Hace unos días, mi mamá me comentó de su cita con el ortopedista. Palabras más, palabras menos, le ha encargado bajar veinte kilos; de lo contrario, tendrá que operarla de la rodilla. Me dijo que le parecía exagerada esa cantidad de kilos y que no lo creía posible. Yo la he instado a que siga los ejercicios que le enviaron meses antes y traté de explicarle que la recuperación de una cirugía es peor que hacer los ejercicios para evitarla. También le he dicho que no se deje llevar por el hábito de mi papá, flaco eterno, de comer pan en todos los tiempos de comida y reducir la ingesta de dulces, mantequilla, etc.
Días después, cuando ya estaba a medias en la preparación de mi desayuno, ella se acercó a la cocina, así que le ofrecí de lo que yo había hecho: compartimos unas tajadas de plátano, un poco de frijoles molidos, café y, como solo tenía dos huevos listos, le di una parte de lo que ya tenía en el plato. Ella se rio y empezó a comer. Yo le pregunté por qué la risa y me dijo, franca y sonriente: “Es que, si yo comiera siempre con usted, ¡fijo que bajaría esos veinte kilos!”

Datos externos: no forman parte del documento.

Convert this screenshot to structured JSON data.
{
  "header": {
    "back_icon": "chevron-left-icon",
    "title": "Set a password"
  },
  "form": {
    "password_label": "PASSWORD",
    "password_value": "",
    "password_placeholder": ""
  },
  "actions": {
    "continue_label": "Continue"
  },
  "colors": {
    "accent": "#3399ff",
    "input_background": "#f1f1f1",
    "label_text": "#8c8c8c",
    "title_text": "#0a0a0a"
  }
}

A la semana siguiente, debido a un curso al cual debía conectarme, mi mamá, toda chineadora, me preparó y subió el desayuno durante todos los días de esa semana. Todos los platillos estaban deliciosos, aunque ciertamente me servía más de lo que suelo comer en el desayuno. Pero, lo que me sorprendió y sacó una sonrisa fue el plato de la última mañana: junto al pinto, los huevos, el café y el queso, venía un atrevido pedazo de yuca hervida... Inmediatamente me dije que no me comería eso a las 9:30 a.m., pero, ya ven, en mi plato no quedó nada. Así, me percaté de que si ella me sirviera siempre el desayuno, yo tendría veinte kilos de más en poco tiempo.
Total que el amor se demuestra de diferentes maneras, incluso a veces contradictorias. Puede ser darte menos comida o puede ser darte más, pero qué lindo que siempre lo pudiéramos reconocer, aunque venga de una manera tan distinta a cómo lo demostramos o esperamos.